Alan Sparhawk from Low talks to The Skinny in a deeply personal interview, and reveals among other things the meaning behind the title Ones and Sixes.  For the record, we were on the right track with our guess about minimums and maximums in our review of the album, though we were off on the specific reference.  Another follow-up worth checking out is this Vox interview with John Seabrook, author of The Song Machine: Inside the Hit Factory, which provides additional anecdotes about the mysterious mega-successful songwriter Max Martin.

Next week sees the release of Deerhunter’s Fading Frontier, and Bradford Cox once again provides an entertaining interview, this time with Observer.

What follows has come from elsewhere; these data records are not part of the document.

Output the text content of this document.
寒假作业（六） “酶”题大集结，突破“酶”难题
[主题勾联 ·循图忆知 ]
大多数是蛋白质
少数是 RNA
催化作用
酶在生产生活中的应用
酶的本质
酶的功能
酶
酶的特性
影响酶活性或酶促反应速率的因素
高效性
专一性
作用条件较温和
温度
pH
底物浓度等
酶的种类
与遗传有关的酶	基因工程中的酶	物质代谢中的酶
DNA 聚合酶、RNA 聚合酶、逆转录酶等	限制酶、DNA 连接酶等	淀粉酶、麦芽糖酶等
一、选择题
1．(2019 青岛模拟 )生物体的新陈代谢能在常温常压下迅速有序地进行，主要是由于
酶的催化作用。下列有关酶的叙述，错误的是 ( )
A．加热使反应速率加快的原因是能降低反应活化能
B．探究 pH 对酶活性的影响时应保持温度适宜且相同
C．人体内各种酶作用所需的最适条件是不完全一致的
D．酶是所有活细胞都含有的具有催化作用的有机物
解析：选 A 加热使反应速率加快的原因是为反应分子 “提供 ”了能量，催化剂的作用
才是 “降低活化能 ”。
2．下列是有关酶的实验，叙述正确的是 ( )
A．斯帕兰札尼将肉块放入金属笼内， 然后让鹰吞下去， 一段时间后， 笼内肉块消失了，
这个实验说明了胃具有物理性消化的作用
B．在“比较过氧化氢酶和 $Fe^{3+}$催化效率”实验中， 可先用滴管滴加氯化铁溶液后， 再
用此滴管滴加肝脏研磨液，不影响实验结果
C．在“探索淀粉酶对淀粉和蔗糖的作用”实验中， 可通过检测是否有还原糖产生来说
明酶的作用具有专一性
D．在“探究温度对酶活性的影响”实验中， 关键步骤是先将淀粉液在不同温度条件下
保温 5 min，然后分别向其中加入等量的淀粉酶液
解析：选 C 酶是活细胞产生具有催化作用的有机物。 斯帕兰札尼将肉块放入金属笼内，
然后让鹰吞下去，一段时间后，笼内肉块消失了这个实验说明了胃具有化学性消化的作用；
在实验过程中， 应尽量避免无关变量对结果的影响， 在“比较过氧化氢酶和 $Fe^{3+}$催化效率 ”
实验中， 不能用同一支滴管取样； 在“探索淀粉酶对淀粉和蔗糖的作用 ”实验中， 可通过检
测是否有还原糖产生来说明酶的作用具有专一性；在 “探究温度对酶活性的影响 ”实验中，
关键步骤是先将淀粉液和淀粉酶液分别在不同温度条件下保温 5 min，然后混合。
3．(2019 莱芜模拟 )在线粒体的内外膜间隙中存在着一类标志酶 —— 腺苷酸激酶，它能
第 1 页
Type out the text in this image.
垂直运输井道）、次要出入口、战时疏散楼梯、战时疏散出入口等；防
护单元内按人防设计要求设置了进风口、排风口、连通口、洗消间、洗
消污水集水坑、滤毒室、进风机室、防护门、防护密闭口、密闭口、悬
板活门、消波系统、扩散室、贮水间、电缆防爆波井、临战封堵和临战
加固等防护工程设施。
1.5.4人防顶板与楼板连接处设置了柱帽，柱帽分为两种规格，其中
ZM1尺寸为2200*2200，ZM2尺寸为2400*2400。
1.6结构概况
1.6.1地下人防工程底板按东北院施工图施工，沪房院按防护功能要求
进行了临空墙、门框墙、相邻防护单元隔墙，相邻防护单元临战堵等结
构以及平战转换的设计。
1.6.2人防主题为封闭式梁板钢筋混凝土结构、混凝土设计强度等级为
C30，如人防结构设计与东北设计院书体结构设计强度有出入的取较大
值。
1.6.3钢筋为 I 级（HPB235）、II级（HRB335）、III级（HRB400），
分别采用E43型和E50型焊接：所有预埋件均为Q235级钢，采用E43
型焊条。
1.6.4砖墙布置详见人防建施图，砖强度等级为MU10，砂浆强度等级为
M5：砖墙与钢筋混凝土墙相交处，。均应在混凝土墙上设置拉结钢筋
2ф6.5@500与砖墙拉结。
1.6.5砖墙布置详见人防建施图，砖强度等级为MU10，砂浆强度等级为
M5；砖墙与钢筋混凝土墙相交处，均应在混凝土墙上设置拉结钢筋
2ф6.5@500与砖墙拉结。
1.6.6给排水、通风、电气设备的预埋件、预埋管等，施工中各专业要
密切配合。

Finally, we have our usual anniversary pieces.  First, Allmusic interviews singer Ed Kowalczyk about his former band Live’s massively successful Throwing Copper, and about his current solo acoustic tour in celebration of the album.  We are guessing that many of you did not realize that Ed had left the group, and to be honest, we did not know this either.  Then you can finish up with this look back at another huge album from 1995, Tragic Kingdom from No Doubt.  If anything, this gives you a chance to sing “Just a Girl” and “Don’t Speak” in your bedroom as loud as you can.

Over the Weekend (Oct. 5 Edition)

News, new music, and other fun stuff to help kickoff your week…

We linked to multiple articles about Radiohead’s Kid A on Friday, so naturally we have another piece related to the band today.  Diffuser has a slideshow attempting to come up with a suitable American version of Radiohead, and to their credit, they think outside the box of “a few dudes with guitars”, though we are sure their choices would cause some amount of debate.

Bloc Party is set to release a new album entitled Hymns next year, and today they released the first track from the record.  Since Four, the band has shuffled their lineup a bit, including adding Justin Harris of Menomena to the group, and the electronic-influenced “The Love Within” is our first glimpse at the result.

Run The Jewels released a new single this week, sharing the gritty track “Rubble Kings Theme (Dynamite)” from the documentary Rubble Kings.

The title for Best Example of Clickbait from last week was the announcement that scientists have determined Nirvana’s “Smells Like Teen Spirit” as the most iconic song of all time.  Certainly there is more to the story, but feel free to argue among yourselves as to whether or not the result makes sense.

There are a couple of great interviews that we recommend for your perusal this week.  First, Alan Sparhawk of Low talks to The Quietus about the band’s career in a serious and insightful discussion, and then you can lighten things up with the always entertaining Jesse Hughes from Eagles of Death Metal, who opens up to Consequence of Sound about his various personal contradictions.

We linked to a couple of clips of this show a couple of weeks back, but now feel free to rock out to the full concert footage of the supergroup performance of The Stooges’s iconic album Raw Power, featuring Mark Arm, Mike McCready, Duff McKagan, and Barrett Martin performing on the rooftop of Pike Place Market.

Finally, we recommend you check out this Tiny Desk Concert from our newest favorite Greek musician, Lianne LaHavas, who possesses a gorgeous voice that should help brighten up your week.